Mas não tinha certeza se o que dizia era verdade. O que sabia ser verdade era que a chuva forte caía lá fora, plena de luzes e sons; era que a luz faltara há segundos, deixando a menina e a boneca num breu de dar dó; era que a mãe poderia se atrasar, justo hoje, pois dependia de transporte público, que não caminhava bem em dias de tempestade. A menina tinha apenas dez anos, mas sabia de muita coisa. E também sentia muita coisa. Naquele momento, por exemplo, sentia medo e uma dor no peito que só aumentava a cada raio que riscava o céu. Queria tanto o colo da mãe!
Então ouviu o telefone tocar. Junto com o toque, um arrepio no peito, um dissipar da tristeza, um brotar de sorriso em seu rosto angelical.
- É a mamãe! É a mamãe!
E correu para a sala, louca para pegar o telefone. Magicamente, a escuridão da sala se desfez com a luz de um relâmpago; iluminado o aparelho, a menina, ofegante, segurou o gancho:
- Mamãe!!!
Do outro lado, a mãe chamou-a de “meu amor” e cantarolou uma antiga canção de ninar. O coração da menina foi acalmando, como água do mar depois da tempestade. Ainda havia lágrimas em seu rosto, mas daquelas que significam “eu sabia que alguém olhava por mim”. Ela apertou mais uma vez Laurinha contra o peito e fez um coro com a voz da mãe. Cada nota cantada, cada murmurar melódico era carregado de tanto amor e de tanto carinho, que a pequena deixou de temer.

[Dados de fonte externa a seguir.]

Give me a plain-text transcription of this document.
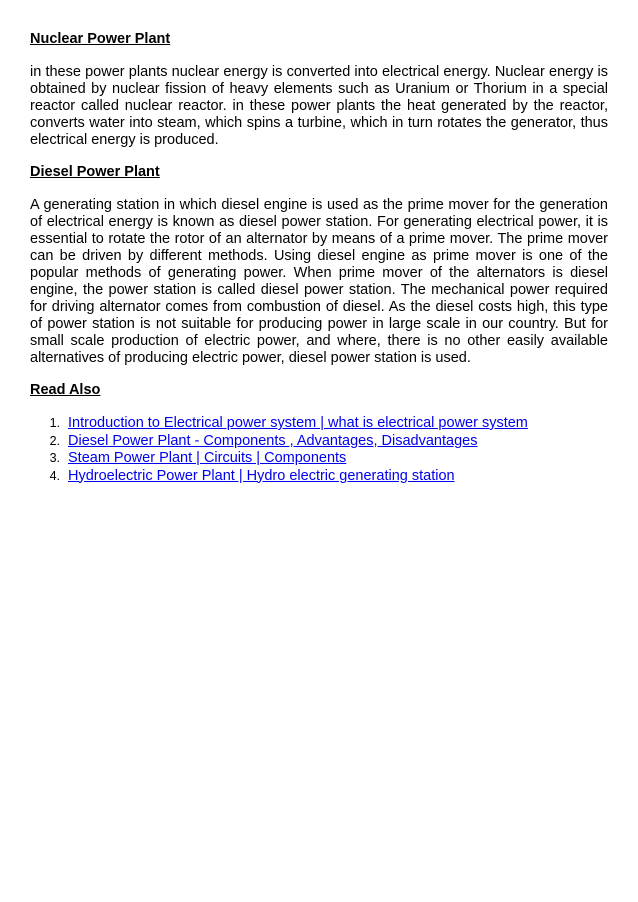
Nuclear Power Plant

in these power plants nuclear energy is converted into electrical energy. Nuclear energy is obtained by nuclear fission of heavy elements such as Uranium or Thorium in a special reactor called nuclear reactor. in these power plants the heat generated by the reactor, converts water into steam, which spins a turbine, which in turn rotates the generator, thus electrical energy is produced.

Diesel Power Plant

A generating station in which diesel engine is used as the prime mover for the generation of electrical energy is known as diesel power station. For generating electrical power, it is essential to rotate the rotor of an alternator by means of a prime mover. The prime mover can be driven by different methods. Using diesel engine as prime mover is one of the popular methods of generating power. When prime mover of the alternators is diesel engine, the power station is called diesel power station. The mechanical power required for driving alternator comes from combustion of diesel. As the diesel costs high, this type of power station is not suitable for producing power in large scale in our country. But for small scale production of electric power, and where, there is no other easily available alternatives of producing electric power, diesel power station is used.

Read Also
1. Introduction to Electrical power system | what is electrical power system
2. Diesel Power Plant - Components , Advantages, Disadvantages
3. Steam Power Plant | Circuits | Components
4. Hydroelectric Power Plant | Hydro electric generating station
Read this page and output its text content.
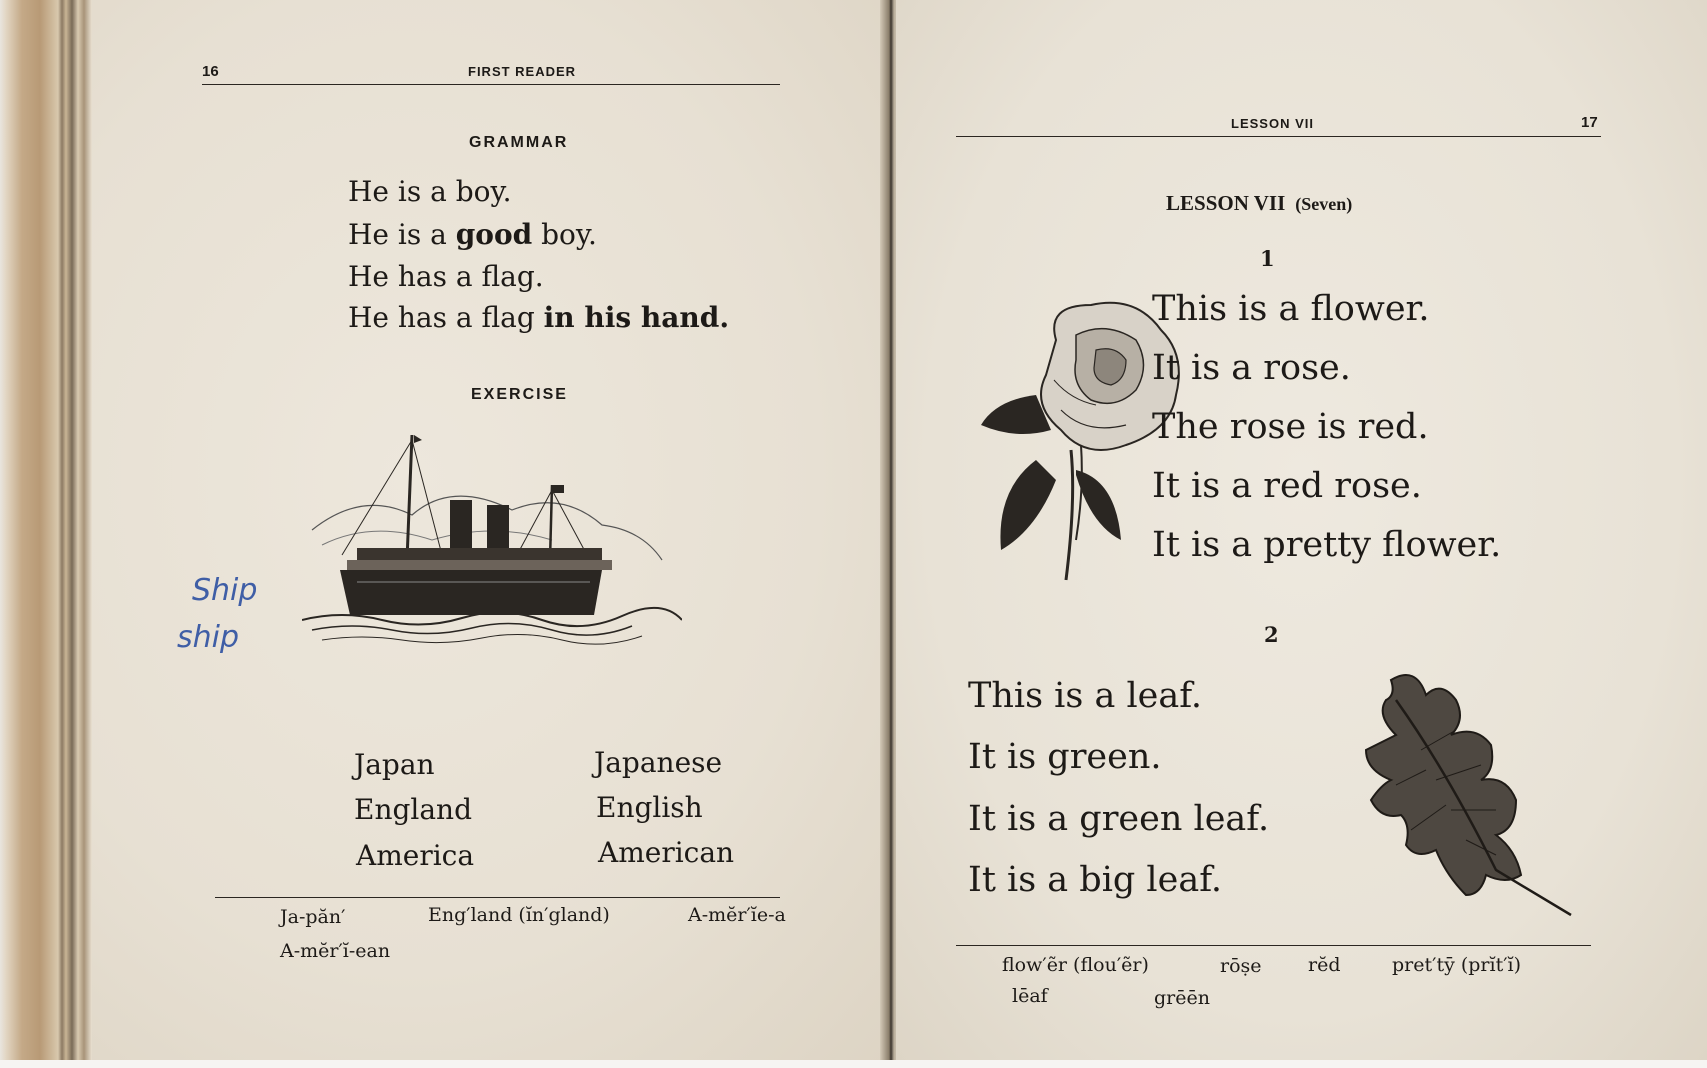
16	FIRST READER
GRAMMAR
He is a boy.
He is a good boy.
He has a flag.
He has a flag in his hand.
EXERCISE
Ship
ship
Japan	Japanese
England	English
America	American
Ja-păn′	Eng′land (ĭn′gland)	A-mĕr′ĭe-a
A-mĕr′ĭ-ean
LESSON VII	17
LESSON VII (Seven)
1
This is a flower.
It is a rose.
The rose is red.
It is a red rose.
It is a pretty flower.
2
This is a leaf.
It is green.
It is a green leaf.
It is a big leaf.
flow′ẽr (flou′ẽr)	rōṣe rĕd	pret′tȳ (prĭt′ĭ)
lēaf	grēēn
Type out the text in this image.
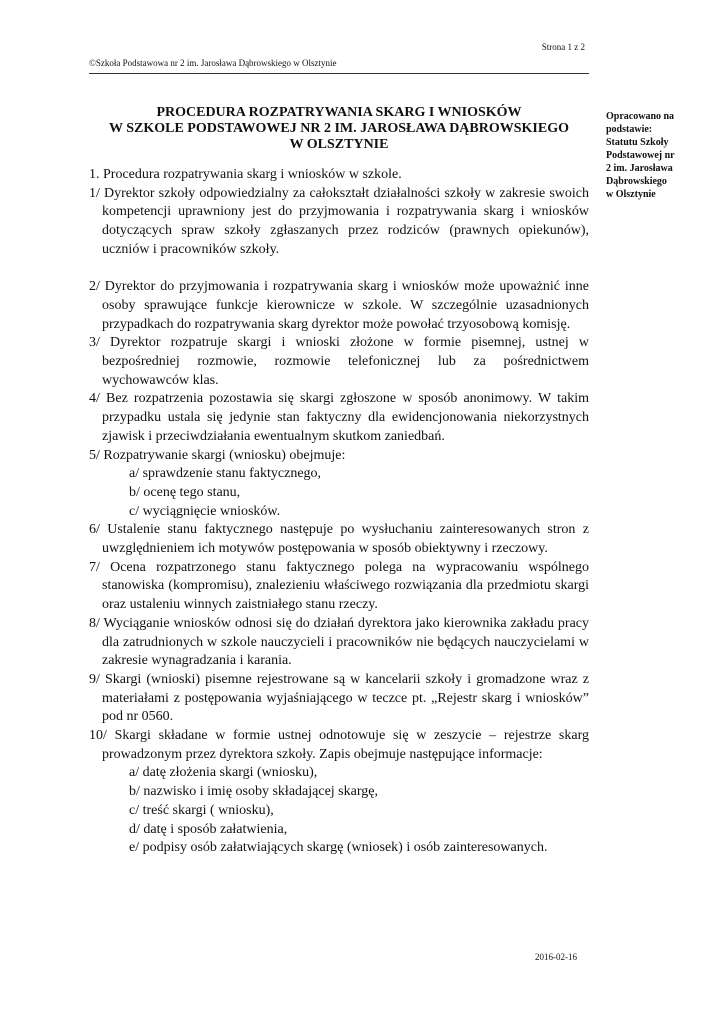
Strona 1 z 2
©Szkoła Podstawowa nr 2 im. Jarosława Dąbrowskiego w Olsztynie
PROCEDURA ROZPATRYWANIA SKARG I WNIOSKÓW
W SZKOLE PODSTAWOWEJ NR 2 IM. JAROSŁAWA DĄBROWSKIEGO
W OLSZTYNIE
Opracowano na
podstawie:
Statutu Szkoły
Podstawowej nr
2 im. Jarosława
Dąbrowskiego
w Olsztynie
1. Procedura rozpatrywania skarg i wniosków w szkole.
1/ Dyrektor szkoły odpowiedzialny za całokształt działalności szkoły w zakresie swoich kompetencji uprawniony jest do przyjmowania i rozpatrywania skarg i wniosków dotyczących spraw szkoły zgłaszanych przez rodziców (prawnych opiekunów), uczniów i pracowników szkoły.
2/ Dyrektor do przyjmowania i rozpatrywania skarg i wniosków może upoważnić inne osoby sprawujące funkcje kierownicze w szkole. W szczególnie uzasadnionych przypadkach do rozpatrywania skarg dyrektor może powołać trzyosobową komisję.
3/ Dyrektor rozpatruje skargi i wnioski złożone w formie pisemnej, ustnej w bezpośredniej rozmowie, rozmowie telefonicznej lub za pośrednictwem wychowawców klas.
4/ Bez rozpatrzenia pozostawia się skargi zgłoszone w sposób anonimowy. W takim przypadku ustala się jedynie stan faktyczny dla ewidencjonowania niekorzystnych zjawisk i przeciwdziałania ewentualnym skutkom zaniedbań.
5/ Rozpatrywanie skargi (wniosku) obejmuje:
a/ sprawdzenie stanu faktycznego,
b/ ocenę tego stanu,
c/ wyciągnięcie wniosków.
6/ Ustalenie stanu faktycznego następuje po wysłuchaniu zainteresowanych stron z uwzględnieniem ich motywów postępowania w sposób obiektywny i rzeczowy.
7/ Ocena rozpatrzonego stanu faktycznego polega na wypracowaniu wspólnego stanowiska (kompromisu), znalezieniu właściwego rozwiązania dla przedmiotu skargi oraz ustaleniu winnych zaistniałego stanu rzeczy.
8/ Wyciąganie wniosków odnosi się do działań dyrektora jako kierownika zakładu pracy dla zatrudnionych w szkole nauczycieli i pracowników nie będących nauczycielami w zakresie wynagradzania i karania.
9/ Skargi (wnioski) pisemne rejestrowane są w kancelarii szkoły i gromadzone wraz z materiałami z postępowania wyjaśniającego w teczce pt. „Rejestr skarg i wniosków” pod nr 0560.
10/ Skargi składane w formie ustnej odnotowuje się w zeszycie – rejestrze skarg prowadzonym przez dyrektora szkoły. Zapis obejmuje następujące informacje:
a/ datę złożenia skargi (wniosku),
b/ nazwisko i imię osoby składającej skargę,
c/ treść skargi ( wniosku),
d/ datę i sposób załatwienia,
e/ podpisy osób załatwiających skargę (wniosek) i osób zainteresowanych.
2016-02-16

A menina, agora, sabia de mais uma coisa: amor de mãe também faz tempestade passar.

quinta-feira, 3 de outubro de 2013

Para sempre
Seguiam aquele caminho há tanto tempo juntos que nem sequer sabiam como seria soltar a mão um do outro. Tampouco queriam isso. Alimentavam-se do “estou aqui”. Alegravam-se pelo “vou contigo”. Emocionavam-se com o “eu te ajudo”. Anos a fio fora assim. E cada “eu te amo”, “estamos juntos”, “quero-te ao meu lado”, “que bom ter você aqui”, “também amo você” renovava a cada dia a alegria de ser um a parte do outro, outro a continuação do um.

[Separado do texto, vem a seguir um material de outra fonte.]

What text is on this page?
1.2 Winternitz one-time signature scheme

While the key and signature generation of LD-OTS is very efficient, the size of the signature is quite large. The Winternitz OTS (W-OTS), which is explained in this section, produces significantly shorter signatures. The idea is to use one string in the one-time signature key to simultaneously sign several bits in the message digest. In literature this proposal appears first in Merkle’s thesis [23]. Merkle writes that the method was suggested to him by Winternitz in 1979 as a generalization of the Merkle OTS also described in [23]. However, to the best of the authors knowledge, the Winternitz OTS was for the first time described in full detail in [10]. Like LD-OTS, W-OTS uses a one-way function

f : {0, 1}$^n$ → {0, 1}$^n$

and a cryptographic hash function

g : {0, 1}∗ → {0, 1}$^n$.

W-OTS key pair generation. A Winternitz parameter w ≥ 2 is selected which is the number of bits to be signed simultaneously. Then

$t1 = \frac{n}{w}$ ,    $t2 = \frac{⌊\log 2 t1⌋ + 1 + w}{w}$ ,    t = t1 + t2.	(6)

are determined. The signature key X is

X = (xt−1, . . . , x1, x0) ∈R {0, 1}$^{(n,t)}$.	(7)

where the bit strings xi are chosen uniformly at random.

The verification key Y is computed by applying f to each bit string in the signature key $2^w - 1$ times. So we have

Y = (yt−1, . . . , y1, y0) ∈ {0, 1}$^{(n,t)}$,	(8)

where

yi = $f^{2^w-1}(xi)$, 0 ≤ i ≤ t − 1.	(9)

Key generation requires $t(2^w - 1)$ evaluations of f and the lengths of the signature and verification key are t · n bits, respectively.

Um dia, porém, chegou o fim do caminho para um deles. E as mãos precisaram se desunir. A dor ante a possibilidade de separação daquelas mãos umbilicalmente imbricadas há tantos anos era demais para ambos. Um fechou os olhos, precisava ir. Outro os abriu para ver melhor. E se assustou, docemente. Na palma daquelas mãos disjuntas, havia nascido uma flor alva, que reluzia, brilhante, e trazia uma tepidez envolvente. Calmaria após os balanços do mar. Um abriu os olhos: sabia que era a última vez. Outro retribui o olhar com um sorriso. Ambos olharam suas mãos. Era assim, então. As mãos em flor não precisavam mais se tocar. Suas raízes estariam juntas para sempre.